It is a very rainy day in New Jersey today so I won’t be smelling the enticing aroma of grills firing up all over the neighborhood as I come home from work…pity. I love that smell…you know I am partial to real wood, but any BBQ will do…the perfume of charcoal – the fire consuming the little black briquettes turning them ashy white…or the aroma of an often used gas grill coming alive, sending plumes of smoke with the remnants of the last meal cooked thereon as the grill heats up…the smells of summer. When I was a kid the big thing was to get some bottled salad dressing and soak that which was to be sacrificed to the gods of summer for several hours before cooking. It was good, but there was always one problem…flare-ups on the grill. You know those uncontrollable fires that consume and char the food. Not only does that taste bad, but there is evidence that those flare-ups give the food a carcinogenic glaze. One solution is to flavor your meat with a dry rub.
A dry rub is simply a mixture of dry seasonings like salt, pepper, paprika, spices ( cumin, coriander, cinnamon, fennel, fenugreek etc.), sugar, herbs or anything that is not a liquid. You could even use fresh garlic if you wish. There are several rubs available at the supermarket but I am sure you could make one out of items you already have in your cupboard. The simplest dry rub is salt and pepper; James Beard has a recipe for pork spare ribs where he rubs the ribs generously with salt and black pepper and then just roasts them in a 400°F for about 45 minutes and consume them, he claimed they were among his favorite things to eat. The next thing to add is sugar and the trio is fantastic on pork as well. I usually let them sit in the refrigerator for an hour with the rub to let the flavors penetrate the surface and pull out a little of the moisture, when roasted it forms a little crust which is fantastic.

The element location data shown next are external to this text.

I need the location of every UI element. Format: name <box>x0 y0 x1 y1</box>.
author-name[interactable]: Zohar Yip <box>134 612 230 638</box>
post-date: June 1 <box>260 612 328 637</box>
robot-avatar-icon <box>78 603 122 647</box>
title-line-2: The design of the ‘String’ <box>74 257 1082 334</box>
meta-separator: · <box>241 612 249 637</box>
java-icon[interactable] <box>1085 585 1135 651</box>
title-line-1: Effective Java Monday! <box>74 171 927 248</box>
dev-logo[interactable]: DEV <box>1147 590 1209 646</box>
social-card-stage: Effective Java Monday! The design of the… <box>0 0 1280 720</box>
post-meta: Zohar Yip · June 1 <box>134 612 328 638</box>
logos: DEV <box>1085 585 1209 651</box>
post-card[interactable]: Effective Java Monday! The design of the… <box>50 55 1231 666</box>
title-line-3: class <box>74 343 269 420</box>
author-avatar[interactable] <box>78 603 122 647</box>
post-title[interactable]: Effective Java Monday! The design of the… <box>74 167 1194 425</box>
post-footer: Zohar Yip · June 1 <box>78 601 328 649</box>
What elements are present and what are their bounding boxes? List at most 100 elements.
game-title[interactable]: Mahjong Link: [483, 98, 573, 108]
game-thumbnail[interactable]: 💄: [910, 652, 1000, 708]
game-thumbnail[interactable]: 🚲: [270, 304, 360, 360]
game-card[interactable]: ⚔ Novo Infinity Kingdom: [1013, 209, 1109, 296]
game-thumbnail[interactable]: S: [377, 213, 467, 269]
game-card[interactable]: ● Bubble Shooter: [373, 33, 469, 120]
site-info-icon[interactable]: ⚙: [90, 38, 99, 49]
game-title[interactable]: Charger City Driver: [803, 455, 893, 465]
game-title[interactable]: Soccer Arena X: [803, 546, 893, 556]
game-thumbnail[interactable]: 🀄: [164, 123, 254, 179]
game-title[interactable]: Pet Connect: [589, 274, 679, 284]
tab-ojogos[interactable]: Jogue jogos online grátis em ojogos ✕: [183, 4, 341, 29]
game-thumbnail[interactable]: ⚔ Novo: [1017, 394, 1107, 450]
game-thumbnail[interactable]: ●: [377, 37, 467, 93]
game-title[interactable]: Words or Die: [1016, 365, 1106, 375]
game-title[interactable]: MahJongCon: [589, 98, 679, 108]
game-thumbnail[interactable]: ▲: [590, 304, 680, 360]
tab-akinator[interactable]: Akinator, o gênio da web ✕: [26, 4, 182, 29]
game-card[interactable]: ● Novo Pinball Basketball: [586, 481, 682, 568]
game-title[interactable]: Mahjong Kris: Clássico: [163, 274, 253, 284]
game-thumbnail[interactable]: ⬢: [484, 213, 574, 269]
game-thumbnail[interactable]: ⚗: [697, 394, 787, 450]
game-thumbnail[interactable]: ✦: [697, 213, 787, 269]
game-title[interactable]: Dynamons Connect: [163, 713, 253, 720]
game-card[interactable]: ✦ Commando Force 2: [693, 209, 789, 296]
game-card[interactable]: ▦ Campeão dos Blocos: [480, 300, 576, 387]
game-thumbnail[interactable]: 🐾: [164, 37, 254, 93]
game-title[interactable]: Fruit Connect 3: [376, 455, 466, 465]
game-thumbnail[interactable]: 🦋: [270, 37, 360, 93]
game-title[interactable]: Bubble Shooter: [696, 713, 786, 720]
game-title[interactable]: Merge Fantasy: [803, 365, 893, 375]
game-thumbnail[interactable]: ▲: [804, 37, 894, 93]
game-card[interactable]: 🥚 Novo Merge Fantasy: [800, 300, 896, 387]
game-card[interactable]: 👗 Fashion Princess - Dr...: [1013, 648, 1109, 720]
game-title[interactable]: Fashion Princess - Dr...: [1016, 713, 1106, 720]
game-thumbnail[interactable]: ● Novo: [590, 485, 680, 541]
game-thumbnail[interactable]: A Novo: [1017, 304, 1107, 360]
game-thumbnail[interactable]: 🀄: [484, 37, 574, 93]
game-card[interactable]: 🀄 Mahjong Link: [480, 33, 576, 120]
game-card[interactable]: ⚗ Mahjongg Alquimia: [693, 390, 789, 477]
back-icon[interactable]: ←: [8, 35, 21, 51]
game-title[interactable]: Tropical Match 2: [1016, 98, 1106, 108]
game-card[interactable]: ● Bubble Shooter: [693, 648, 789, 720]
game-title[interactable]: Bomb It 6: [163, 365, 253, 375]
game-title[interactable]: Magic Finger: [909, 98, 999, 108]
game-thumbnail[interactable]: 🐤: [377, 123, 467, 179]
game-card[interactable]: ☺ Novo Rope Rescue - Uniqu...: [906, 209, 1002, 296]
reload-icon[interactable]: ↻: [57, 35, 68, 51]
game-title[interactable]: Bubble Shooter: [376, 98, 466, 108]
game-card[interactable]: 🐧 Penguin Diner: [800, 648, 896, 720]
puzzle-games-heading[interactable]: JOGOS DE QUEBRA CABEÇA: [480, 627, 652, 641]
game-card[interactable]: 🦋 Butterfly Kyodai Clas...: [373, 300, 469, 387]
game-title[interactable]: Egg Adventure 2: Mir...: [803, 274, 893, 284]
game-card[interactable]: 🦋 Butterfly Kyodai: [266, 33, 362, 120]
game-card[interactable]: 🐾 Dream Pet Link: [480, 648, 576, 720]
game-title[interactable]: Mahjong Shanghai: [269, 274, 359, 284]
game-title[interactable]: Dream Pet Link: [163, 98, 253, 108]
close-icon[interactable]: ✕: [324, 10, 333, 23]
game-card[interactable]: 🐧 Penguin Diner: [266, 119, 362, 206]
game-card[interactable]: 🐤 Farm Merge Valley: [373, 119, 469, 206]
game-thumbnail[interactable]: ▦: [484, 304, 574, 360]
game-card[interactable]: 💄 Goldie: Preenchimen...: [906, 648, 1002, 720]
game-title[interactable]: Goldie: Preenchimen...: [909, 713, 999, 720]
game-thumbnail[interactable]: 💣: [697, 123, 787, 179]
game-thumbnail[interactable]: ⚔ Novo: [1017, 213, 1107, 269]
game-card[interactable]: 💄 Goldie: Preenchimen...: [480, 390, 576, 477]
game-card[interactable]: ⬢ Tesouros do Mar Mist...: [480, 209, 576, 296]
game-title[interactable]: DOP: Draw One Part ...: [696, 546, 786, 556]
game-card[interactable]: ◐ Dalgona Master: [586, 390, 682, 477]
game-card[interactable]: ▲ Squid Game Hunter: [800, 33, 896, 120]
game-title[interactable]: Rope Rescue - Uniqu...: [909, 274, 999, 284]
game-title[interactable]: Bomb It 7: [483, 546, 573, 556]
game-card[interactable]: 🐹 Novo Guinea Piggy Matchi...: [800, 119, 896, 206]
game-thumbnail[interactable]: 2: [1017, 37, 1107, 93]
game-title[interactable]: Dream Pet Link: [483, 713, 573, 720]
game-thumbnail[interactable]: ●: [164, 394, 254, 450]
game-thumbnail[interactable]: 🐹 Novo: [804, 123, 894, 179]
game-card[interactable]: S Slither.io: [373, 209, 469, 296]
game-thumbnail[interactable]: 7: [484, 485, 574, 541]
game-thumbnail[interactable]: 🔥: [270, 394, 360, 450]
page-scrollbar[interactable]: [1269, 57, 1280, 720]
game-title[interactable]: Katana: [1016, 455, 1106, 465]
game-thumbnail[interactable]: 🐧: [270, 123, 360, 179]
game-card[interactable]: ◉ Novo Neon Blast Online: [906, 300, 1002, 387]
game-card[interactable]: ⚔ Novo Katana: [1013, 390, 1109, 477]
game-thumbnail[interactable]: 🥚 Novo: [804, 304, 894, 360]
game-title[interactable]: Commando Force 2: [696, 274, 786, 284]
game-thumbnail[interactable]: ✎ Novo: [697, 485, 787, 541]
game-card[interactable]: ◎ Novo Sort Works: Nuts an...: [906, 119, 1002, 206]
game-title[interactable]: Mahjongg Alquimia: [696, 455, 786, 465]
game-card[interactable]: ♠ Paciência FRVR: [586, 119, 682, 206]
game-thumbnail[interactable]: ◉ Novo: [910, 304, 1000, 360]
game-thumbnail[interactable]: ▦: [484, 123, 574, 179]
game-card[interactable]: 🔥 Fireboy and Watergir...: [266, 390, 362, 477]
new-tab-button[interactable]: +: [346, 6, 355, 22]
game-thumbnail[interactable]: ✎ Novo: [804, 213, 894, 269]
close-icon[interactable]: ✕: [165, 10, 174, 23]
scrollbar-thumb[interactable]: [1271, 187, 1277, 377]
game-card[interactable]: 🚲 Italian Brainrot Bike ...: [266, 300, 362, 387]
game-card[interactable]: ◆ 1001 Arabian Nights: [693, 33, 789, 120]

You can start from there and add your favorite herbs, spices and flavorings to suit the feast you are creating.
Dry Rubs have several advantages:
1. Since they don’t contain oil they will not contribute to flare-ups on the grill.
2. They add a lot of flavor in a short period of time.
3. Dry rubs tend to be less messy and easier to handle than liquid marinades.
4. If given enough time they will begin to draw out some of the excess water that we know has been added to much of our proteins and thereby concentrating the meat flavors.
5. It is easy to control exactly how much seasoning goes onto the meat, especially if you are concerned about a specific ingredient like salt or sugar.
When you think about it, dry rubs are a precursor to “cures” like the ones used on Prosciutto (just salt) or bacon (often salt and some type of sugar). the curing process takes a long time. So go rub some of your favorite seasonings on your meat and grill it. Here is a basic recipe which takes advantage of smoked paprika to give a grilled flavor even though we are going to have to cook inside today. Don’t be afraid to play with it and make your own “secret recipe”.
- 1 tsp sea salt or kosher salt
- 1 tsp sugar
- 1 tsp freshly ground black pepper
- 1 tsp smoked paprika
- 1 tsp garlic powder
- ½ tsp ground cumin
- ½ tsp ground coriander
Combine all of the ingredients in a small bowl, then sprinkle generously on your chosen meat. Let sit in the refrigerator for at least an hour, then grill.